I cannot remember a US Presidential campaign in which the debates between the candidates and their running mates have drawn so much attention, both from the public and the commentariat. Watching the three debates to date, I was reminded how free with and of the facts the candidates wage their campaigns. This hardly comes as a revelation, but then I began to ponder what if the tapestry of rules governing public statements by corporate executives also applied to politicians? This could take media "Fact Checks" to a whole other level.
To remind those of us who did not spend their formative years practicing securities law, US Federal law imposes strict constraints on what, how, and when the executives of a public company may disclose information. The Securities Exchange Act of 1934 and the rules promulgated by the SEC thereunder set forth the basic (but hardly the exclusive) disclosure and anti-fraud provisions of US law. Under these rules, it is illegal "to make any untrue statement of a material fact or to omit to state a material fact necessary in order to make the statements made, in the light of the circumstances under which they were made, not misleading."
Having lived by this standard for my 10+ years as the CEO of a public company, I fully support the objective of creating and maintaining fair and transparent public capital markets and punishing those who seek to lie to their shareholders or trade on inside information. In addition, the corporate scandals of the past 20 years such as Enron and WorldCom have led to the piling on of additional rules including Sarbanes-Oxley and Reg. FD, which, among many other things, govern the timing when disclosures may be made and require the CEO and CFO of public companies to make quarterly certifications as to the integrity of the financial statements and the quality of corporate controls. Again, I have no issue with these provisions.
What I do find perplexing is that similar anti-fraud rules do not apply to the public statements, written and oral, of candidates for political office. When Governor Romney said in the second presidential debate that President Obama has doubled the deficit he was clearly making "an untrue statement of a material fact," a point which has been brought repeatedly to the attention of the Romney campaign. However, President Obama was also guilty of a least an omission of a material fact when he claimed that he had cut taxes by $3,600, since he failed to mention that this amount was cumulative over four years and not likely to be realized in full unless the Bush tax cuts and the payroll tax reduction were extended in their entirety.

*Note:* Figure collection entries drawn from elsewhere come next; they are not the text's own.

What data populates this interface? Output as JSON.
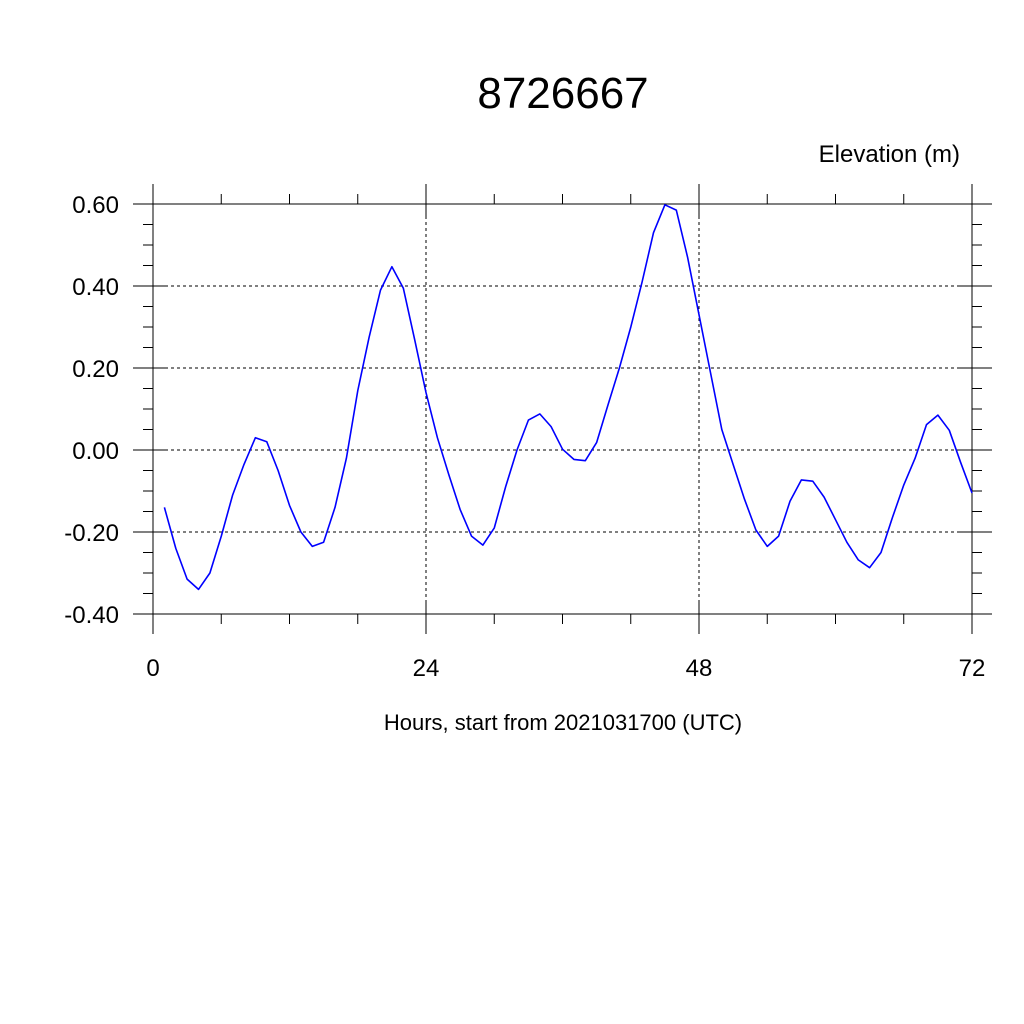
{
  "chart_data": {
    "type": "line",
    "title": "8726667",
    "ylabel": "Elevation (m)",
    "xlabel": "Hours, start from 2021031700 (UTC)",
    "xlim": [
      0,
      72
    ],
    "ylim": [
      -0.4,
      0.6
    ],
    "xticks": [
      0,
      24,
      48,
      72
    ],
    "xtick_labels": [
      "0",
      "24",
      "48",
      "72"
    ],
    "yticks": [
      -0.4,
      -0.2,
      0.0,
      0.2,
      0.4,
      0.6
    ],
    "ytick_labels": [
      "-0.40",
      "-0.20",
      "0.00",
      "0.20",
      "0.40",
      "0.60"
    ],
    "grid": true,
    "series_color": "#0000ff",
    "series": [
      {
        "x": [
          1,
          2,
          3,
          4,
          5,
          6,
          7,
          8,
          9,
          10,
          11,
          12,
          13,
          14,
          15,
          16,
          17,
          18,
          19,
          20,
          21,
          22,
          23,
          24,
          25,
          26,
          27,
          28,
          29,
          30,
          31,
          32,
          33,
          34,
          35,
          36,
          37,
          38,
          39,
          40,
          41,
          42,
          43,
          44,
          45,
          46,
          47,
          48,
          49,
          50,
          51,
          52,
          53,
          54,
          55,
          56,
          57,
          58,
          59,
          60,
          61,
          62,
          63,
          64,
          65,
          66,
          67,
          68,
          69,
          70,
          71,
          72
        ],
        "y": [
          -0.14,
          -0.24,
          -0.315,
          -0.34,
          -0.3,
          -0.21,
          -0.11,
          -0.035,
          0.03,
          0.02,
          -0.05,
          -0.135,
          -0.2,
          -0.235,
          -0.225,
          -0.14,
          -0.02,
          0.145,
          0.275,
          0.39,
          0.447,
          0.395,
          0.27,
          0.14,
          0.03,
          -0.06,
          -0.145,
          -0.21,
          -0.232,
          -0.19,
          -0.09,
          0.0,
          0.073,
          0.088,
          0.057,
          0.002,
          -0.023,
          -0.026,
          0.018,
          0.11,
          0.2,
          0.3,
          0.41,
          0.53,
          0.598,
          0.585,
          0.47,
          0.33,
          0.19,
          0.05,
          -0.035,
          -0.12,
          -0.195,
          -0.235,
          -0.21,
          -0.125,
          -0.073,
          -0.076,
          -0.115,
          -0.17,
          -0.225,
          -0.268,
          -0.287,
          -0.25,
          -0.165,
          -0.085,
          -0.02,
          0.062,
          0.085,
          0.048,
          -0.03,
          -0.105
        ]
      }
    ]
  }
}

I could cite numerous other examples, as the candidates have themselves about the other, but I would not presume to judge the "he said; she said" debate. Rather, I merely point out that it seems strange to me that we choose to elect the most powerful man on earth through a process in which an unlimited amount of money can be spent to distort, obfuscate and downright lie. Either we, as a nation, are saying that public capital markets deserve to be protected from untruths and half truths because they are important to us, but the US Presidency does not merit such protections, or we naively believe that a billion dollars of free speech by each candidate can permit the truth and the best candidate to prevail in a protracted and dizzying war of tit for tat.

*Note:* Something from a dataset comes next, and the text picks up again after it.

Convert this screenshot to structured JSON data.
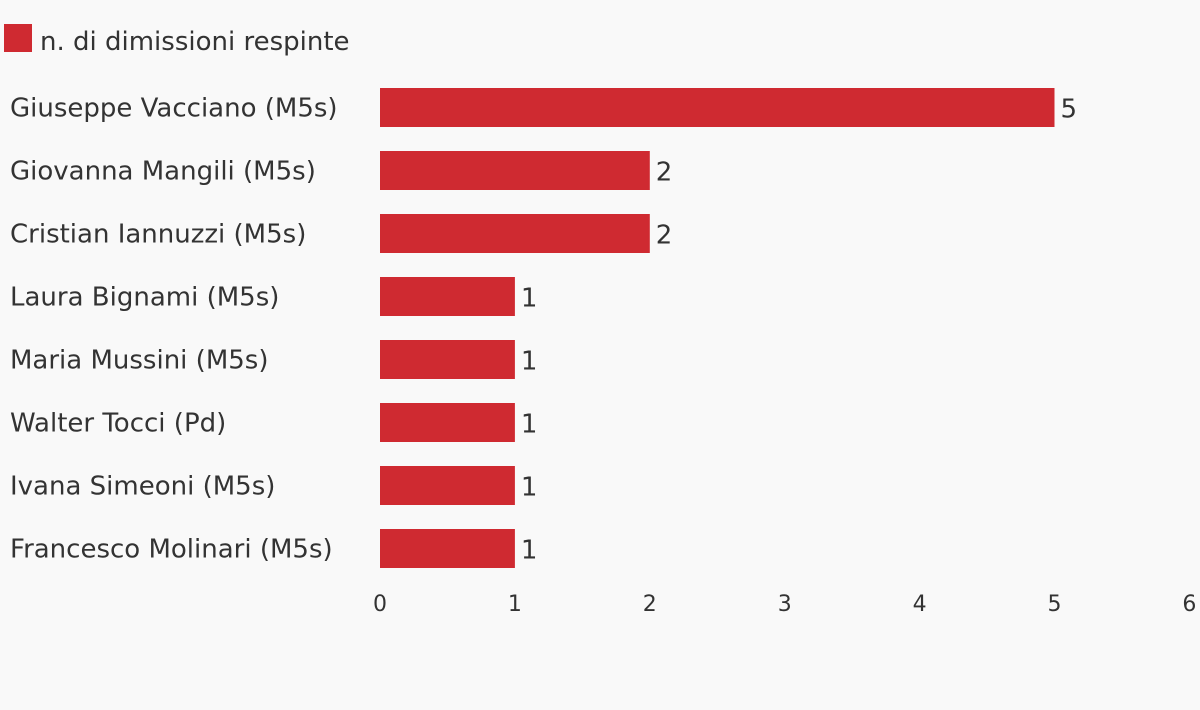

More likely, we know the electoral system is badly broken, but we lack the political will for the Constitutional reforms necessary to reform it. So what might those reforms look like? Would we want candidates and their campaign managers to be liable for up to 25 years imprisonment and $5 million in fines as they would be under the US securities laws? I think not. The solution and any penalties should fit the crime.
US Presidential campaigns are too long, too costly and too free of fact. First, I would limit all political campaigns to a duration not to exceed 25% of the term of office being sought – thus Presidential campaigns could last up to one year and contests for the House of Representatives could run for only six months. This might help candidates actually work on the significant policy challenges they were elected to tackle and not merely begin running for the next election on the first day of their current term.
Second, I would require the federal funding of all elections for national office and cap the amount at (say) 25% of that spent in 2012. To be effective, campaign spending by third parties would also need to be limited. So for example, no individual, company, labor union or other entity should be permitted to contribute or otherwise spend money, directly or indirectly, individually or as part of any group, in excess of $100 during the shortened election campaign.
Finally, I would require candidates to produce and file a written policy paper setting forth their position on all major issues, much as corporate executives must file annual and quarterly reports, proxy statements and prospectuses. Candidates would be free to conduct the same rallies, debates and town hall meetings as today; however, if they materially departed from previously filed positions, they would be obligated to amend or supplement their disclosure documents. This is very much the way in which public company disclosure works today, with press releases and webcasts to update more formal disclosure documents.
The recommendations outlined above raise obvious Constitutional issues, starting with the freedom of speech. However, even the rights under the First Amendment, much loved in American jurisprudence, are not without limit. Citizens can be stopped from disclosing sensitive national security information such as troop movements or restrained from yelling “fire” in the proverbial theatre. Moreover, no corporate executive expects to be able to exaggerate company revenues or make knowingly false promises without fear of punishment. A non-partisan body would need to be created with SEC-like powers to enforce these rules - - perhaps a Federal Election Commission with real teeth.
All of these proposals would require a fundamental overhaul of the current US election system, including a range of Constitutional amendments to make them possible. Others can undoubtedly improve on the mechanics of my suggestions – -- I intend them as a provocative straw man rather than a complete legislative agenda. However, I have yet to meet the voter or even the candidate who believes we are well served by the current system. We deserve better.